Reader! while you and I pause over the relation of Israel's unaccountable conduct, and from the part we bear in this wonderful history, feeling the same sources of unbelief, disobedience and murmuring, in ourselves, as we behold in them, which are the sad consequences of a fallen nature; may we seek grace to avoid their sin, that we may not come under their reproaches. But as we have authority to conclude that all these things happened unto them for our example, may a gracious God afford us these improvements from them, lest while we think we stand we are found to fall.

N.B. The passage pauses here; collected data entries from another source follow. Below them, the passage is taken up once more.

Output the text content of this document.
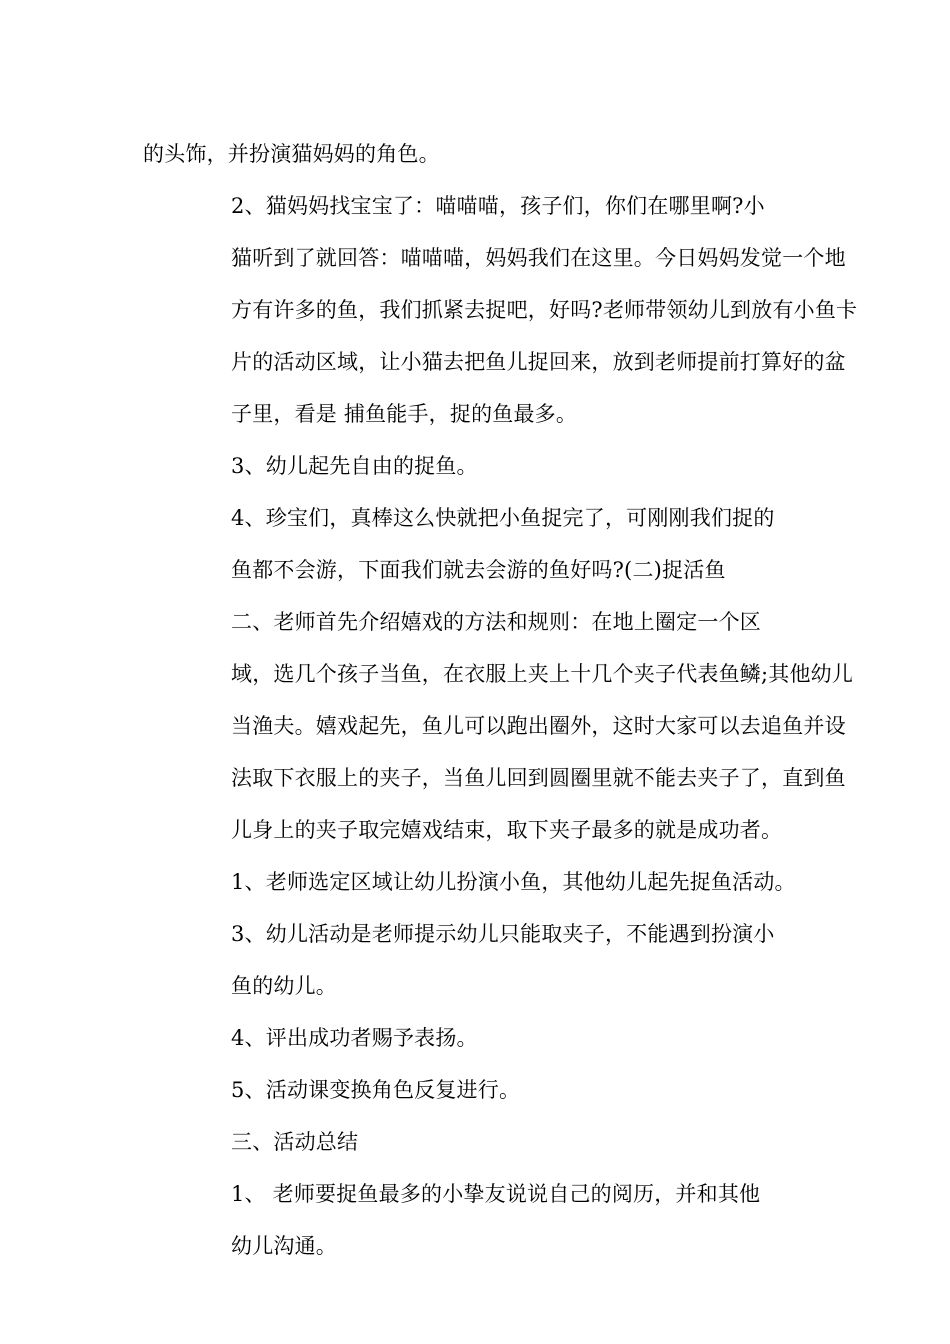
的头饰，并扮演猫妈妈的角色。

2、猫妈妈找宝宝了：喵喵喵，孩子们，你们在哪里啊?小
猫听到了就回答：喵喵喵，妈妈我们在这里。今日妈妈发觉一个地
方有许多的鱼，我们抓紧去捉吧，好吗?老师带领幼儿到放有小鱼卡
片的活动区域，让小猫去把鱼儿捉回来，放到老师提前打算好的盆
子里，看是 捕鱼能手，捉的鱼最多。

3、幼儿起先自由的捉鱼。

4、珍宝们，真棒这么快就把小鱼捉完了，可刚刚我们捉的
鱼都不会游，下面我们就去会游的鱼好吗?(二)捉活鱼

二、老师首先介绍嬉戏的方法和规则：在地上圈定一个区
域，选几个孩子当鱼，在衣服上夹上十几个夹子代表鱼鳞;其他幼儿
当渔夫。嬉戏起先，鱼儿可以跑出圈外，这时大家可以去追鱼并设
法取下衣服上的夹子，当鱼儿回到圆圈里就不能去夹子了，直到鱼
儿身上的夹子取完嬉戏结束，取下夹子最多的就是成功者。

1、老师选定区域让幼儿扮演小鱼，其他幼儿起先捉鱼活动。

3、幼儿活动是老师提示幼儿只能取夹子，不能遇到扮演小
鱼的幼儿。

4、评出成功者赐予表扬。

5、活动课变换角色反复进行。

三、活动总结

1、 老师要捉鱼最多的小挚友说说自己的阅历，并和其他
幼儿沟通。
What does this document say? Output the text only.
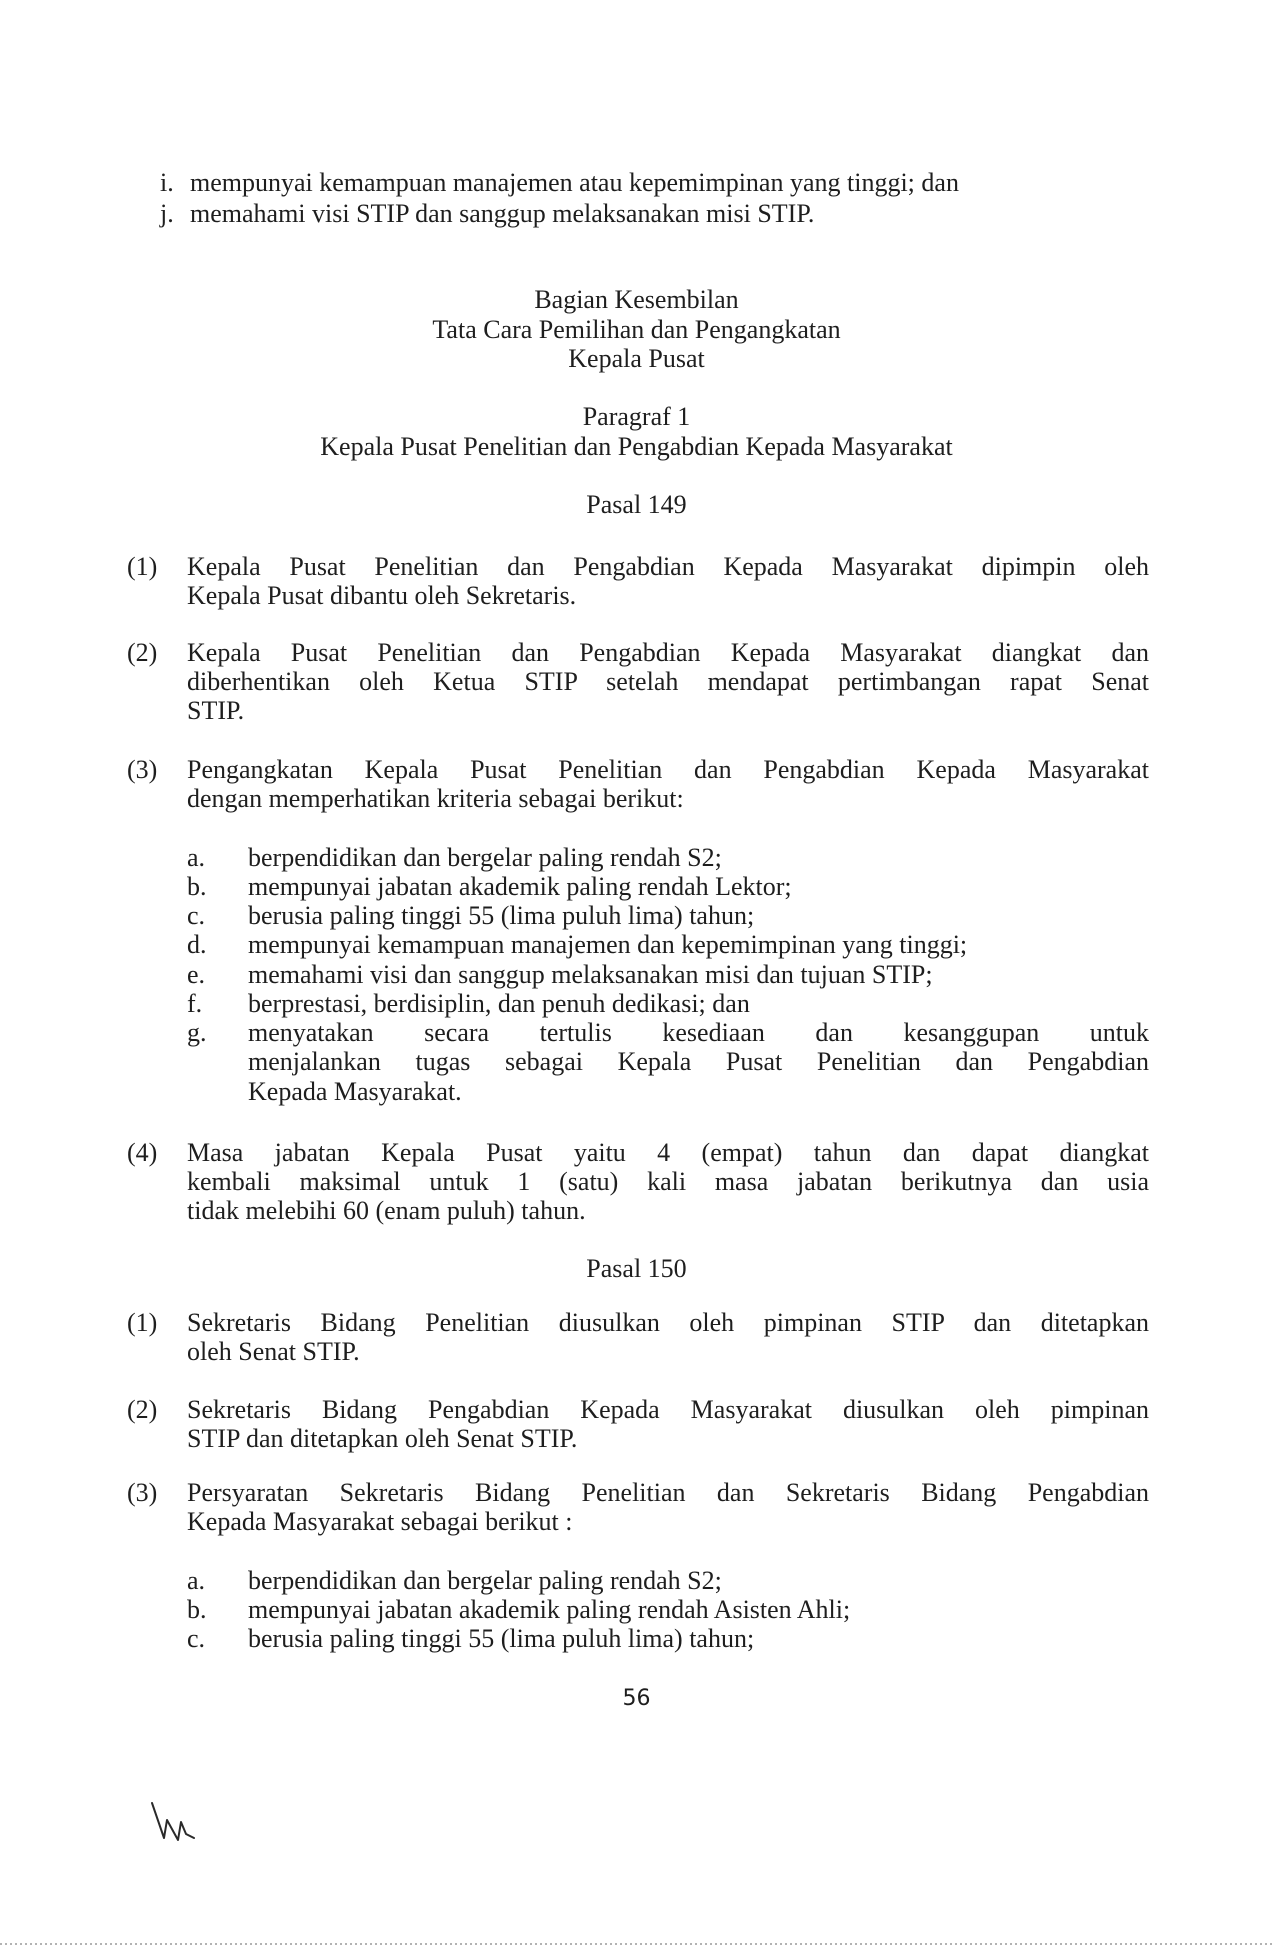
i. mempunyai kemampuan manajemen atau kepemimpinan yang tinggi; dan
j. memahami visi STIP dan sanggup melaksanakan misi STIP.
Bagian Kesembilan
Tata Cara Pemilihan dan Pengangkatan
Kepala Pusat
Paragraf 1
Kepala Pusat Penelitian dan Pengabdian Kepada Masyarakat
Pasal 149
(1) Kepala Pusat Penelitian dan Pengabdian Kepada Masyarakat dipimpin oleh
Kepala Pusat dibantu oleh Sekretaris.
(2) Kepala Pusat Penelitian dan Pengabdian Kepada Masyarakat diangkat dan
diberhentikan oleh Ketua STIP setelah mendapat pertimbangan rapat Senat
STIP.
(3) Pengangkatan Kepala Pusat Penelitian dan Pengabdian Kepada Masyarakat
dengan memperhatikan kriteria sebagai berikut:
a. berpendidikan dan bergelar paling rendah S2;
b. mempunyai jabatan akademik paling rendah Lektor;
c. berusia paling tinggi 55 (lima puluh lima) tahun;
d. mempunyai kemampuan manajemen dan kepemimpinan yang tinggi;
e. memahami visi dan sanggup melaksanakan misi dan tujuan STIP;
f. berprestasi, berdisiplin, dan penuh dedikasi; dan
g. menyatakan secara tertulis kesediaan dan kesanggupan untuk
menjalankan tugas sebagai Kepala Pusat Penelitian dan Pengabdian
Kepada Masyarakat.
(4) Masa jabatan Kepala Pusat yaitu 4 (empat) tahun dan dapat diangkat
kembali maksimal untuk 1 (satu) kali masa jabatan berikutnya dan usia
tidak melebihi 60 (enam puluh) tahun.
Pasal 150
(1) Sekretaris Bidang Penelitian diusulkan oleh pimpinan STIP dan ditetapkan
oleh Senat STIP.
(2) Sekretaris Bidang Pengabdian Kepada Masyarakat diusulkan oleh pimpinan
STIP dan ditetapkan oleh Senat STIP.
(3) Persyaratan Sekretaris Bidang Penelitian dan Sekretaris Bidang Pengabdian
Kepada Masyarakat sebagai berikut :
a. berpendidikan dan bergelar paling rendah S2;
b. mempunyai jabatan akademik paling rendah Asisten Ahli;
c. berusia paling tinggi 55 (lima puluh lima) tahun;
56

But above all other improvements from the perusal of this chapter, oh! let me leave everything to contemplate the view it gives me of the Lord Jesus Christ. In the smitten rock, may my soul lose sight of everything but Jesus. May my eye gaze with wonder and delight on what I there discover, until the ever-flowing, over-flowing stream fills my ravished heart. Dearest and ever-blessed Jesus! do thou both supply me now, and follow me through the whole of this wilderness state, as thou didst the church of old; making glad the city of our God in all ages. May I behold thee as the stone smitten by the rod of Moses, answering all the demands of God's righteous laws for me, and flowing both in atoning and regenerating supplies for all the wants of my soul. And oh! do thou, who alone canst smite the rocky heart of sinners, and convert the flinty stone into a fountain of waters, subdue all the stubbornness of my nature. Conquer and subdue in me and for me all the Amalekites of my salvation. Work in me both to will and to do of thy good pleasure, until grace comes to be consummated in glory, and my poor faculties are all brought into a state suited to the everlasting employment, of singing praises to God and the Lamb.